Pejabat Iran mengakui eksekusi tersebut tetapi mengecilkan skalanya. Pada Februari 1989, Presiden Akbar Hashemi Rafsanjani mengatakan bahwa "kurang dari 1.000 dieksekusi". Pada tahun 2016, anggota lain dari "komite kematian" Teheran berkata, "Kami bangga telah melaksanakan perintah Tuhan," lapor media pemerintah.

"Raisi dibesarkan sebagai presiden karena beberapa alasan, termasuk kebrutalan, kesetiaan, dan kurangnya hati nurani. Dia menunjukkan karakteristik ini pada tahun 1988," kata Saeid Golgar dari University of Tennessee di Chattanooga. "Dia sepenuhnya setuju dengan represi politik."

Raisi lahir pada tahun 1960 dari keluarga religius di kota Mashhad, timur laut Iran. Dia kehilangan ayahnya pada usia lima tahun, tetapi mengikuti jejaknya menjadi seorang ulama.

Sebagai mahasiswa muda di sebuah seminari agama di pusat kota suci Qom, dia bergabung dalam protes melawan Shah yang didukung Barat dalam revolusi 1979. Belakangan kontaknya dengan para pemuka agama di Qom membuatnya menjadi sosok yang dipercaya dalam peradilan.
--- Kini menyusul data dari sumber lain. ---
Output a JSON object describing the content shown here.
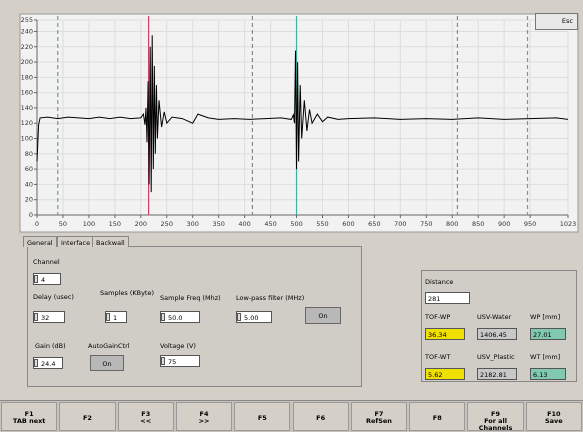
{
  "chart_data": {
    "type": "line",
    "xlim": [
      0,
      1023
    ],
    "ylim": [
      0,
      255
    ],
    "xticks": [
      0,
      50,
      100,
      150,
      200,
      250,
      300,
      350,
      400,
      450,
      500,
      550,
      600,
      650,
      700,
      750,
      800,
      850,
      900,
      950,
      1023
    ],
    "yticks": [
      0,
      20,
      40,
      60,
      80,
      100,
      120,
      140,
      160,
      180,
      200,
      220,
      240,
      255
    ],
    "grid": true,
    "x": [
      0,
      3,
      6,
      20,
      40,
      60,
      80,
      100,
      120,
      140,
      160,
      180,
      200,
      205,
      208,
      210,
      212,
      214,
      216,
      218,
      220,
      222,
      224,
      226,
      228,
      230,
      232,
      235,
      240,
      245,
      250,
      260,
      280,
      300,
      310,
      330,
      350,
      380,
      410,
      440,
      470,
      490,
      494,
      496,
      498,
      500,
      502,
      504,
      507,
      510,
      515,
      520,
      525,
      530,
      540,
      550,
      560,
      580,
      600,
      650,
      700,
      750,
      800,
      850,
      900,
      950,
      1000,
      1023
    ],
    "series": [
      {
        "color": "#000000",
        "values": [
          70,
          118,
          127,
          128,
          126,
          128,
          127,
          126,
          128,
          126,
          128,
          126,
          127,
          132,
          118,
          140,
          95,
          175,
          40,
          220,
          30,
          235,
          60,
          195,
          80,
          170,
          100,
          150,
          115,
          135,
          120,
          128,
          126,
          120,
          132,
          127,
          125,
          126,
          125,
          126,
          127,
          125,
          131,
          120,
          215,
          60,
          200,
          70,
          170,
          100,
          150,
          110,
          138,
          120,
          132,
          122,
          128,
          125,
          126,
          127,
          125,
          126,
          125,
          127,
          125,
          126,
          127,
          125
        ]
      }
    ],
    "markers": [
      {
        "x": 40,
        "color": "#66aa66",
        "style": "dashed"
      },
      {
        "x": 215,
        "color": "#d04060",
        "style": "solid"
      },
      {
        "x": 415,
        "color": "#888888",
        "style": "dashed"
      },
      {
        "x": 500,
        "color": "#40b0a0",
        "style": "solid"
      },
      {
        "x": 810,
        "color": "#888888",
        "style": "dashed"
      },
      {
        "x": 945,
        "color": "#66aa66",
        "style": "dashed"
      }
    ]
  },
  "esc": "Esc",
  "tabs": [
    "General",
    "Interface",
    "Backwall"
  ],
  "settings": {
    "channel": {
      "label": "Channel",
      "value": "4"
    },
    "delay": {
      "label": "Delay (usec)",
      "value": "32"
    },
    "samples": {
      "label": "Samples (KByte)",
      "value": "1"
    },
    "freq": {
      "label": "Sample Freq (Mhz)",
      "value": "50.0"
    },
    "lowpass": {
      "label": "Low-pass filter (MHz)",
      "value": "5.00",
      "button": "On"
    },
    "gain": {
      "label": "Gain (dB)",
      "value": "24.4"
    },
    "agc": {
      "label": "AutoGainCtrl",
      "button": "On"
    },
    "voltage": {
      "label": "Voltage (V)",
      "value": "75"
    }
  },
  "results": {
    "distance": {
      "label": "Distance",
      "value": "281"
    },
    "tof_wp": {
      "label": "TOF-WP",
      "value": "36.34"
    },
    "usv_water": {
      "label": "USV-Water",
      "value": "1406.45"
    },
    "wp": {
      "label": "WP [mm]",
      "value": "27.01"
    },
    "tof_wt": {
      "label": "TOF-WT",
      "value": "5.62"
    },
    "usv_plastic": {
      "label": "USV_Plastic",
      "value": "2182.81"
    },
    "wt": {
      "label": "WT [mm]",
      "value": "6.13"
    }
  },
  "fkeys": [
    {
      "key": "F1",
      "label": "TAB next"
    },
    {
      "key": "F2"
    },
    {
      "key": "F3",
      "label": "<<"
    },
    {
      "key": "F4",
      "label": ">>"
    },
    {
      "key": "F5"
    },
    {
      "key": "F6"
    },
    {
      "key": "F7",
      "label": "RefSen"
    },
    {
      "key": "F8"
    },
    {
      "key": "F9",
      "label": "For all Channels"
    },
    {
      "key": "F10",
      "label": "Save"
    }
  ]
}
Raisi menjabat sebagai wakil kepala kehakiman selama 10 tahun, sebelum diangkat menjadi jaksa agung pada 2014. Lima tahun kemudian, Amerika Serikat menjatuhkan sanksi kepadanya atas pelanggaran hak asasi manusia, termasuk eksekusi tahun 1980-an.

Mencari kursi kepresidenan, Raisi kalah dari petahana pragmatis Hassan Rouhani dalam pemilu 2017. Kegagalannya secara luas dikaitkan dengan rekaman audio berusia 28 tahun yang muncul pada tahun 2016 dan konon menyoroti perannya dalam eksekusi tersebut.

Dalam rekaman itu, mendiang Ayatollah Hossein Ali Montazeri, wakil pemimpin tertinggi saat itu, berbicara tentang pembunuhan tersebut. Putra Montazeri ditangkap dan dipenjara karena merilis rekaman itu.

Kampanye Presiden 2021 berakhir dengan kemenangan raisi yang membawa semua cabang kekuasaan di negara itu di bawah kendali garis keras yang setia kepada Pemimpin Tertinggi Ayatollah Ali Khamenei untuk pertama kalinya dalam beberapa tahun.

Kemenangan pemilihannya tampaknya memoles peluang Raisi suatu hari menggantikan Khamenei yang berusia 83 tahun. Tetapi beberapa analis dan orang dalam percaya bahwa kegagalannya untuk meningkatkan ekonomi yang sedang sakit dan kesulitan kebijakan luar negerinya telah merusak prospeknya.

Khamenei, bukan presiden, memiliki keputusan akhir atas semua kebijakan utama di bawah sistem politik ganda Iran yang terbagi antara ulama Syiah dan pemerintah.

"Raisi tidak mendorong represi. Dia adalah alatnya," kata Vaez dari ICG. Tetapi sikap garis kerasnya, yang sangat dekat dengan Khamenei, membantu memandu kebijakan di luar negeri maupun di dalam negeri.

Sejak pemilihannya, Iran telah bermain keras dalam negosiasi untuk menyelamatkan kesepakatan nuklirnya yang compang-camping dengan kekuatan dunia, bertaruh bahwa Iran memiliki pengaruh untuk memenangkan keringanan sanksi yang luas sebagai imbalan atas pembatasan teknologi pengayaan uraniumnya yang semakin maju.

Khamenei mendukung kesepakatan awal 2015 yang dinegosiasikan oleh pemerintah pragmatis Rouhani, memenangkan pencabutan sementara isolasi ekonomi dan politik Iran.

Tetapi pada tahun 2018, Presiden Donald Trump menarik Amerika Serikat dari pakta tersebut dan menerapkan kembali sanksi, dengan mengatakan kesepakatan - yang dicapai sebelum dia menjabat - terlalu lunak terhadap Teheran.